User Guide for Device Fault Manager 3.1 (With LMS 3.1)
Appendix F:How DFM Calculates Repeated Restarts and Flapping

Table Of Contents

How DFM Calculates Repeated Restarts and Flapping


How DFM Calculates Repeated Restarts and Flapping


Device Fault Manager (DFM) uses similar calculations to diagnose both repeated restarts and flapping. DFM considers a system to be restarting repeatedly when it performs too many cold or warm starts over a short period of time.

Table F-1 lists the elements, traps, and user-definable parameters that DFM uses to calculate repeated restarts.

Table F-1 Elements, Traps, and Parameters Used to Calculate Repeated Restarts

Elements
SNMP Traps
Threshold Category
Parameter
Parameter Definition

All elements except ports and interfaces

Cold Start

Warm Start

Reachability Settings

Restart trap threshold

Minimum number of SNMP traps required in a user-defined period of time to trigger an event.

Restart trap window

User-defined period within which minimum number of traps must be received to trigger an event.


DFM considers a network adapter to be flapping when it fluctuates between the Up and Down states too often over a short period of time.

Table F-2 lists the elements, traps, and user-definable parameters DFM uses to diagnose flapping.

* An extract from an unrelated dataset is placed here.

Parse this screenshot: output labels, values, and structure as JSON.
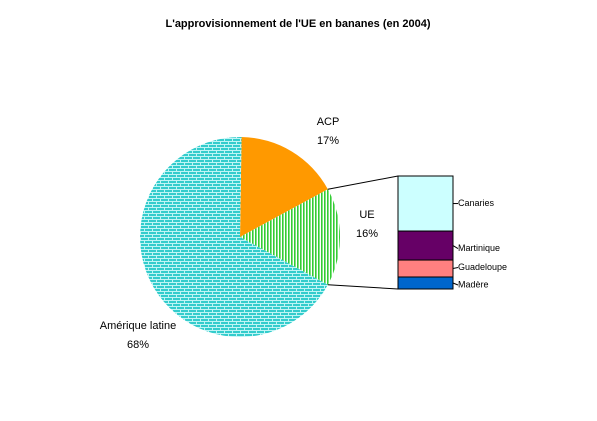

Table F-2 Elements, Traps, and Parameters Used to Calculate Flapping

Elements
SNMP Traps
Threshold Category
Parameter
Parameter Definition

Ports and Interfaces

Link Up

Link Down

Interface/port flapping settings

Link trap threshold

Minimum number of SNMP traps required in a user-defined period of time to trigger an event.

Link trap window

User-defined period within which minimum number of traps must be received to trigger an event.



Note You can use the CiscoWorks Assistant Link Down/Device Down workflow to troubleshoot a link down problem, as described in User Guide for CiscoWorks Assistant 1.1.

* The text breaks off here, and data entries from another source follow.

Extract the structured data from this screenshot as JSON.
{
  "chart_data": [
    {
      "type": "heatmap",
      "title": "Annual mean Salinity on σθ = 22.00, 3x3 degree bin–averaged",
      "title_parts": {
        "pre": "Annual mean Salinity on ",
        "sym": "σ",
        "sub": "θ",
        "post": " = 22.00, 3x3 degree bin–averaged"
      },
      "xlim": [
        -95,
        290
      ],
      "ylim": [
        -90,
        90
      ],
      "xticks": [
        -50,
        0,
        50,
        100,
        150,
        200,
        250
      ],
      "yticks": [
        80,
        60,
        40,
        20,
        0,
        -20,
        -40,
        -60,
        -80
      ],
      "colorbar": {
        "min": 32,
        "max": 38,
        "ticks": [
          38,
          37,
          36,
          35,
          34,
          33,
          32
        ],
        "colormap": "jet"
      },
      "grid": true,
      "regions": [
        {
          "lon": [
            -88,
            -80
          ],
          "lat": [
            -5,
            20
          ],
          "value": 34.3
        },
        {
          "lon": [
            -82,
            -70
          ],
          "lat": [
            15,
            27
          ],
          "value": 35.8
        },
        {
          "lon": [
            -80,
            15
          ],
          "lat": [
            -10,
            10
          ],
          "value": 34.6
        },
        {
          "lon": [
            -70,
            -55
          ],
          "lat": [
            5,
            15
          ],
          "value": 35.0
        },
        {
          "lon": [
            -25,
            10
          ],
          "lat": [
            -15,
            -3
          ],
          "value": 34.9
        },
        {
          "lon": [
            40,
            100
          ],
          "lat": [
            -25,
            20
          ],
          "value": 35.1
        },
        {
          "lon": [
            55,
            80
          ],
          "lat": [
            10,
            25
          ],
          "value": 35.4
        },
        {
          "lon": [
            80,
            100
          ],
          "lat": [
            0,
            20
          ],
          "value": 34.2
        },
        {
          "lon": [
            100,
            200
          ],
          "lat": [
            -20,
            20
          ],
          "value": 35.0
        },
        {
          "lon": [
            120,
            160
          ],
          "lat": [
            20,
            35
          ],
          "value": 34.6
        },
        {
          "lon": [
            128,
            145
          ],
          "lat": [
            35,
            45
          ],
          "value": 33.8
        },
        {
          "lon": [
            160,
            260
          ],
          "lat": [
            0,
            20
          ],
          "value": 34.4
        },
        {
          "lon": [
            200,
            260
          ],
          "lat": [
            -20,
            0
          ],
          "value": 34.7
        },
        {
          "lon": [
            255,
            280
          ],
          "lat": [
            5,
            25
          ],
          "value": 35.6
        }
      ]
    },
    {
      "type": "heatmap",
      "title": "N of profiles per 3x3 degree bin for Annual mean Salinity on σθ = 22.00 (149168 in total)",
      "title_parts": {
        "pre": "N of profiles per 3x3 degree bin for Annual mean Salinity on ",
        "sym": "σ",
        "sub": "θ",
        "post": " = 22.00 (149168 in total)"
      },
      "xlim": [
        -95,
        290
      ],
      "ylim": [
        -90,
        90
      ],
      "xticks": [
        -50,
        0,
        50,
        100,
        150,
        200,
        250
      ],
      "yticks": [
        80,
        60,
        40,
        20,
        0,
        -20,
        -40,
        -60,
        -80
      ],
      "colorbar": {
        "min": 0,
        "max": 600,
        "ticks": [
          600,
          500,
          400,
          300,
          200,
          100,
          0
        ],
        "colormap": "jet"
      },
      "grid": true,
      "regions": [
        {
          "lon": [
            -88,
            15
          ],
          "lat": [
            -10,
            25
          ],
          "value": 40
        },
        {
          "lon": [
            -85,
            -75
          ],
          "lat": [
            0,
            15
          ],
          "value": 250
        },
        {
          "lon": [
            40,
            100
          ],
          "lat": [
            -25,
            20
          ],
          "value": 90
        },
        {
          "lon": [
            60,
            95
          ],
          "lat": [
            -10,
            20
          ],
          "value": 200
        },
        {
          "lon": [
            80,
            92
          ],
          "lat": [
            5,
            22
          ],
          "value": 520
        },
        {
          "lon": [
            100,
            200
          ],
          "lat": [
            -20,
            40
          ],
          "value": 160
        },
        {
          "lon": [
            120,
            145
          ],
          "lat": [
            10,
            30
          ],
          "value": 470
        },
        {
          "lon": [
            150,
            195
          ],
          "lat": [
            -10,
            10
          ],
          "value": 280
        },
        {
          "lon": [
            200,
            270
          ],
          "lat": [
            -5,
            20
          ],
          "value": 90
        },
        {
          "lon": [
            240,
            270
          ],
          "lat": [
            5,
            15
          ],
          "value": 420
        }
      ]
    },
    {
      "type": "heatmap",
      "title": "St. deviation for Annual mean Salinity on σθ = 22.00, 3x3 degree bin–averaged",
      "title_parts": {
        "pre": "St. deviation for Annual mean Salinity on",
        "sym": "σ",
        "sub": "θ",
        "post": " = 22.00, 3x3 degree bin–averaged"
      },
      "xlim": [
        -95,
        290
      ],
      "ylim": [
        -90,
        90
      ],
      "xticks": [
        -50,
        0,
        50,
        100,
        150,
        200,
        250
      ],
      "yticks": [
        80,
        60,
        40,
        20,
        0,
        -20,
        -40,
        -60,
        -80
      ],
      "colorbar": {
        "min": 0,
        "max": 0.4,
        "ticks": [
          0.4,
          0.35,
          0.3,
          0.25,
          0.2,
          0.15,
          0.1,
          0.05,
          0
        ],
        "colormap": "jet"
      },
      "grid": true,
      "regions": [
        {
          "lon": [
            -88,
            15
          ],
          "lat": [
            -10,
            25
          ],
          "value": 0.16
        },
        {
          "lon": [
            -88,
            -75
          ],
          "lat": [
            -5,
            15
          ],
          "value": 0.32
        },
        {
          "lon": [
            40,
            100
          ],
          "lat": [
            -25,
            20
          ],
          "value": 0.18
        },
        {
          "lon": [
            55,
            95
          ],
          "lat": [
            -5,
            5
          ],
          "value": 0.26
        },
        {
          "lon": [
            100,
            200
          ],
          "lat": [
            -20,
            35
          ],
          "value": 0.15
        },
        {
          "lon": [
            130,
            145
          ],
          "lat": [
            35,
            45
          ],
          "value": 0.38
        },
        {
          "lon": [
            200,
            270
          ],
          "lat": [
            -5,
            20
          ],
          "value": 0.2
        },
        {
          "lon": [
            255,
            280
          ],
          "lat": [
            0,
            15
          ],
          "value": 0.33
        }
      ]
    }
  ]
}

After DFM generates a Repeated Restarts event or a Flapping event, DFM computes the stable time. This is the amount of time that must elapse without further traps before DFM declares the element stable again.

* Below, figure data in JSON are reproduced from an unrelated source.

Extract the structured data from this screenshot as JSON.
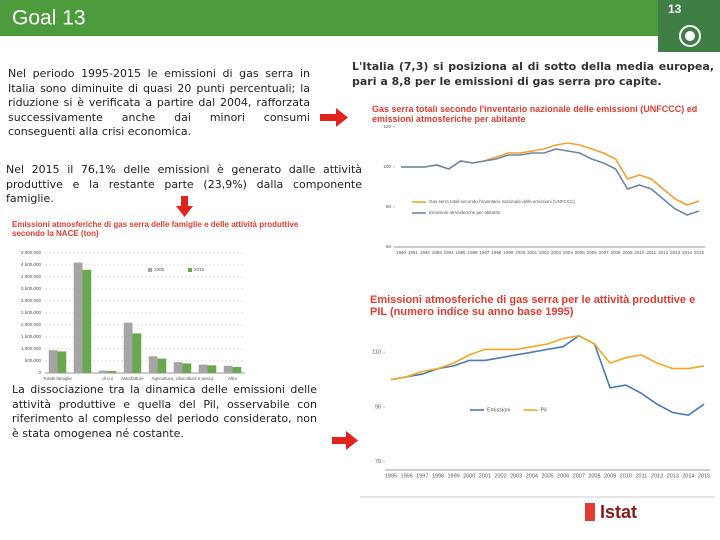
{
  "header": {
    "title": "Goal 13",
    "badge": "13"
  },
  "paragraphs": [
    "Nel periodo 1995-2015 le emissioni di gas serra in Italia sono diminuite di quasi 20 punti percentuali; la riduzione si è verificata a partire dal 2004, rafforzata successivamente anche dai minori consumi conseguenti alla crisi economica.",
    "L'Italia (7,3) si posiziona al di sotto della media europea, pari a 8,8 per le emissioni di gas serra pro capite.",
    "Nel 2015 il 76,1% delle emissioni è generato dalle attività produttive e la restante parte (23,9%) dalla componente famiglie.",
    "La dissociazione tra la dinamica delle emissioni delle attività produttive e quella del Pil, osservabile con riferimento al complesso del periodo considerato, non è stata omogenea né costante."
  ],
  "chart_data": [
    {
      "type": "bar",
      "title": "Emissioni atmosferiche di gas serra delle famiglie e delle attività produttive secondo la NACE (ton)",
      "categories": [
        "Totale famiglie",
        null,
        "di cui",
        "Manifatture",
        null,
        "Agricoltura, silvicoltura e pesca",
        null,
        "Altro"
      ],
      "series": [
        {
          "name": "2008",
          "color": "#a5a5a5",
          "values": [
            950000,
            4600000,
            100000,
            2100000,
            700000,
            450000,
            350000,
            300000
          ]
        },
        {
          "name": "2015",
          "color": "#6aa84f",
          "values": [
            900000,
            4300000,
            80000,
            1650000,
            600000,
            400000,
            320000,
            250000
          ]
        }
      ],
      "ylim": [
        0,
        5000000
      ],
      "yticks": [
        {
          "value": 0,
          "label": "0"
        },
        {
          "value": 500000,
          "label": "500.000"
        },
        {
          "value": 1000000,
          "label": "1.000.000"
        },
        {
          "value": 1500000,
          "label": "1.500.000"
        },
        {
          "value": 2000000,
          "label": "2.000.000"
        },
        {
          "value": 2500000,
          "label": "2.500.000"
        },
        {
          "value": 3000000,
          "label": "3.000.000"
        },
        {
          "value": 3500000,
          "label": "3.500.000"
        },
        {
          "value": 4000000,
          "label": "4.000.000"
        },
        {
          "value": 4500000,
          "label": "4.500.000"
        },
        {
          "value": 5000000,
          "label": "5.000.000"
        }
      ],
      "grid": true
    },
    {
      "type": "line",
      "title": "Gas serra totali secondo l'inventario nazionale delle emissioni (UNFCCC) ed emissioni atmosferiche per abitante",
      "x": [
        1990,
        1991,
        1992,
        1993,
        1994,
        1995,
        1996,
        1997,
        1998,
        1999,
        2000,
        2001,
        2002,
        2003,
        2004,
        2005,
        2006,
        2007,
        2008,
        2009,
        2010,
        2011,
        2012,
        2013,
        2014,
        2015
      ],
      "xlim": [
        1990,
        2015
      ],
      "series": [
        {
          "name": "Gas serra totali secondo l'inventario nazionale delle emissioni (UNFCCC)",
          "color": "#f0a030",
          "values": [
            100,
            100,
            100,
            101,
            99,
            103,
            102,
            103,
            105,
            107,
            107,
            108,
            109,
            111,
            112,
            111,
            109,
            107,
            104,
            94,
            96,
            94,
            89,
            84,
            81,
            83
          ]
        },
        {
          "name": "Emissioni atmosferiche per abitante",
          "color": "#6d87a8",
          "values": [
            100,
            100,
            100,
            101,
            99,
            103,
            102,
            103,
            104,
            106,
            106,
            107,
            107,
            109,
            108,
            107,
            104,
            102,
            99,
            89,
            91,
            89,
            84,
            79,
            76,
            78
          ]
        }
      ],
      "ylim": [
        60,
        120
      ],
      "yticks": [
        60,
        80,
        100,
        120
      ],
      "grid": false
    },
    {
      "type": "line",
      "title": "Emissioni atmosferiche di gas serra per le attività produttive e PIL (numero indice su anno base 1995)",
      "x": [
        1995,
        1996,
        1997,
        1998,
        1999,
        2000,
        2001,
        2002,
        2003,
        2004,
        2005,
        2006,
        2007,
        2008,
        2009,
        2010,
        2011,
        2012,
        2013,
        2014,
        2015
      ],
      "xlim": [
        1995,
        2015
      ],
      "series": [
        {
          "name": "Emissioni",
          "color": "#4a7ab5",
          "values": [
            100,
            101,
            102,
            104,
            105,
            107,
            107,
            108,
            109,
            110,
            111,
            112,
            116,
            113,
            97,
            98,
            95,
            91,
            88,
            87,
            91
          ]
        },
        {
          "name": "Pil",
          "color": "#f5a623",
          "values": [
            100,
            101,
            103,
            104,
            106,
            109,
            111,
            111,
            111,
            112,
            113,
            115,
            116,
            113,
            106,
            108,
            109,
            106,
            104,
            104,
            105
          ]
        }
      ],
      "ylim": [
        67,
        117
      ],
      "yticks": [
        70,
        90,
        110
      ],
      "grid": false
    }
  ],
  "footer": {
    "logo": "Istat"
  }
}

The stable time is at least as long as the time the element was at fault, and at least as long as the trap window. However, it can be no longer than one hour.

Figure F-1 illustrates how a system is diagnosed as performing repeated restarts, or how a network adapter is diagnosed as flapping.

Figure F-1 Diagnosing Repeated System Restarts or Flapping Network Adapters

In Figure F-1, the trap window (Restart trap window or Link trap window parameter) has a value of 30 seconds. The trap threshold (Restart trap threshold or Link trap threshold parameter) has a value of 2.

DFM performs the following actions:

1. As soon as DFM receives a Link Down Trap from a physical port or interface (or a Warm Start/Cold Start Trap from a system), DFM begins counting the traps.

2. When DFM receives two or more traps within 30 seconds, it considers the network adapter or system to be at fault and DFM generates a Repeated Restarts event or a Flapping event.

The minimum traps parameter is set by the Link trap threshold or Restart trap threshold and the minimum seconds parameter is set by the Link trap window or restart trap window. DFM must receive a minimum of two traps within the trap window in a minimum of 30 seconds before it considers an element at fault.

3. DFM continues to receive traps for 80 seconds after the initial trap, resulting in a stable time of 80 seconds.

The stable time is the amount of time that DFM waits before it clears the Repeated Restarts event or Flapping event.